Another tool for the toolbox

The suitability of different methods to analyse prehistoric technological organisation is indeed debatable. We argue that Petri nets are promising because they can highlight different facets of process complexity and by proxy different aspects of cognition. Moreover, Petri nets are a useful tool for synthesizing concurrent production systems from sequential observations. This applies particularly well to processes like the creation of birch tar or compound technologies. Additionally, developing new folding algorithms on different Petri net models of the same production process can facilitate the identification of the essential elements in production processes. Schmidt and Tennie3 suggest that their toolkit is better suited to identifying the advent of physical and cultural changes. Their method serves specific research questions, and therefore incorporates specific variables and empirical datasets. For example, ‘difficulty’, measured as success rate of modern human subjects, and ‘time’. We find these variables less useful because we are asking different questions.

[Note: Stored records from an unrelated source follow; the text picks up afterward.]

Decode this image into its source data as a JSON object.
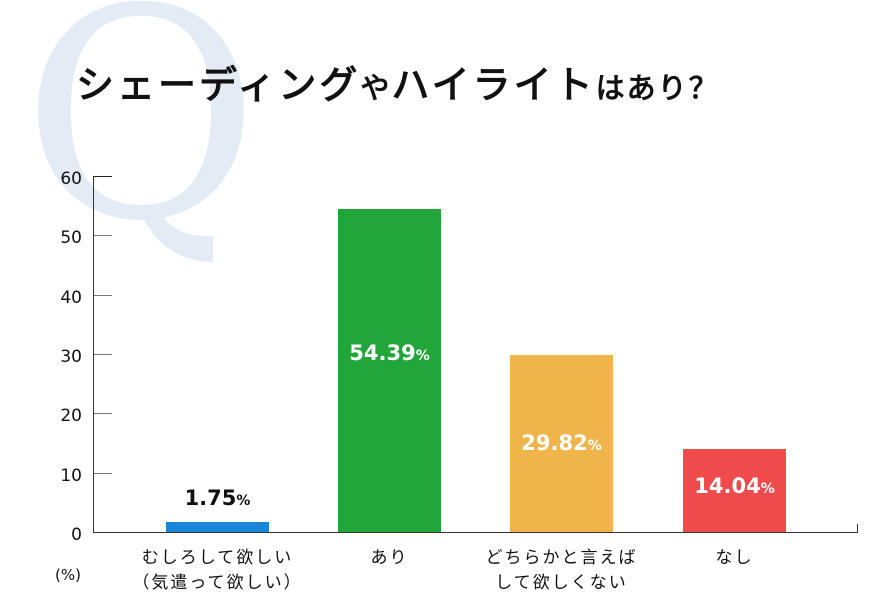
{
  "watermark": "Q",
  "title": {
    "parts": [
      {
        "text": "シェーディング",
        "size": "big"
      },
      {
        "text": "や",
        "size": "small"
      },
      {
        "text": "ハイライト",
        "size": "big"
      },
      {
        "text": "はあり？",
        "size": "small"
      }
    ]
  },
  "axis": {
    "unit_label": "(%)",
    "y_ticks": [
      "0",
      "10",
      "20",
      "30",
      "40",
      "50",
      "60"
    ]
  },
  "colors": {
    "blue": "#1a86d9",
    "green": "#22a63a",
    "orange": "#f0b54a",
    "red": "#ef4a4c",
    "watermark": "#e3ebf4"
  },
  "chart_data": {
    "type": "bar",
    "title": "シェーディングやハイライトはあり？",
    "xlabel": "",
    "ylabel": "(%)",
    "ylim": [
      0,
      60
    ],
    "y_ticks": [
      0,
      10,
      20,
      30,
      40,
      50,
      60
    ],
    "grid": false,
    "legend": null,
    "categories": [
      "むしろして欲しい（気遣って欲しい）",
      "あり",
      "どちらかと言えばして欲しくない",
      "なし"
    ],
    "values": [
      1.75,
      54.39,
      29.82,
      14.04
    ],
    "bars": [
      {
        "label_lines": [
          "むしろして欲しい",
          "（気遣って欲しい）"
        ],
        "value": 1.75,
        "value_text": "1.75",
        "pct": "%",
        "color": "#1a86d9",
        "label_inside": false
      },
      {
        "label_lines": [
          "あり"
        ],
        "value": 54.39,
        "value_text": "54.39",
        "pct": "%",
        "color": "#22a63a",
        "label_inside": true
      },
      {
        "label_lines": [
          "どちらかと言えば",
          "して欲しくない"
        ],
        "value": 29.82,
        "value_text": "29.82",
        "pct": "%",
        "color": "#f0b54a",
        "label_inside": true
      },
      {
        "label_lines": [
          "なし"
        ],
        "value": 14.04,
        "value_text": "14.04",
        "pct": "%",
        "color": "#ef4a4c",
        "label_inside": true
      }
    ]
  }
}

We see our approach and other methods like cognigrams and procedural units8,12,13,14,15, as a way to further ideas posed by other researchers. For example, when selecting the metrics to examine our models1, we drew from Wadley’s and others’ proxies to identify complex cognition in technology10,16,17. Our aim1 was partly to quantify these traits. In addition, rather than simply pinpointing when a technological change took place, we are interested in asking how differing technologies, e.g. making bow and arrows, pottery, and distilling tar, can be quantitatively compared in terms of the complexity of their organisation. Petri nets can also provide alternative definitions for the author’s ‘difficulty’, making this model more applicable to researchers with different questions. Finally, system complexity should be measured in multiple ways, as Petri nets can do with a wide range of metrics and definitions, doing justice to the diversity of approaches hominins use to overcome technological problems.

Conclusion

Petri nets can accommodate a wide array of research questions in archaeology, with the benefit of being explicit and transparent. Although experimental archeology leads to a fundamental corpus of data on transformative technologies, these data alone do not provide answers to all questions about the past. Looking forward, larger and more diverse datasets can feed and refine in-silico models like ours to answer questions that are difficult to explore with individual experimental designs. In that light, we are happy to see that recent experimental and archaeological work by Schmidt and Tennie18 confirms our theoretical expectations about the evolution of technology.